How lofty mountains undulate from east to west!
The wall on which the picture hangs is blessed.
Water flows from Western mountains to Eastern Bay
Until it joins the Milky Way.
Waves rise like clouds with which the flying dragons play.
The frightened fishermen run far away,
All mountain forests bend to stormy sway.
He can paint landscape far and near:
On a foot of silk miles of hills appear.
Where could I get the sharpest scissor blade
To cut the scroll and make a river of white jade?

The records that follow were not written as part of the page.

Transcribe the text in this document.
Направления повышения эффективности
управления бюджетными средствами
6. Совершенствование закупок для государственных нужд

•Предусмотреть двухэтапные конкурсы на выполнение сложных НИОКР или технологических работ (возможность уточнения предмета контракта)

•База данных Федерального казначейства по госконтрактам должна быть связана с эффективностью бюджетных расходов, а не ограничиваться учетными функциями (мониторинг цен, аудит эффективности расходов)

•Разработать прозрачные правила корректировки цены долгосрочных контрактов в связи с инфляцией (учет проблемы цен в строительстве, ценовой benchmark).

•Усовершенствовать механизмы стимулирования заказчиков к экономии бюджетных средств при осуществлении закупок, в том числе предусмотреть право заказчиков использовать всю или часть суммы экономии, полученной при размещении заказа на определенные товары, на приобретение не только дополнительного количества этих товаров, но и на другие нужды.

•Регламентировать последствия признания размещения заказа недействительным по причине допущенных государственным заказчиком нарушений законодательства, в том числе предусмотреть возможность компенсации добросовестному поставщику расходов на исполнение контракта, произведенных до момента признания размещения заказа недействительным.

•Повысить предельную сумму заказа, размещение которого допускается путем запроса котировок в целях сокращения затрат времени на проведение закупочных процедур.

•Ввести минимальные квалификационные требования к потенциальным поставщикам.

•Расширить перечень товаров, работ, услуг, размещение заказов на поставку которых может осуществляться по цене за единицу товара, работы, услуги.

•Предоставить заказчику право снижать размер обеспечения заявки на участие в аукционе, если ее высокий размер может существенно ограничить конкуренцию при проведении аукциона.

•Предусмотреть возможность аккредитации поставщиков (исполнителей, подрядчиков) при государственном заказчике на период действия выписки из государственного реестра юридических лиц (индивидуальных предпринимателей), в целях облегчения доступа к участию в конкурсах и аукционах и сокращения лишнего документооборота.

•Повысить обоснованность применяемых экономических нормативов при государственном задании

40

The poem “Wang Zai’s Painting of Landscape” is a poem about a painting composed by Du Fu, a poet of the Tang Dynasty. The poem was written during the poet’s settlement in Chengdu. The first four lines strongly praise the serious and meticulous attitude of the painter Wang Zai; the middle five lines describe the magnificent water on the picture, with the majestic mountains in between, and the ink and brushwork are full of splendor; the last six lines further comment on Wang Zai’s unparalleled painting skills. The whole poem is written in a lively and spontaneous manner, and the poetic feelings and paintings are integrated into one, and the combination of poetry and painting is so seamless that it has always been praised.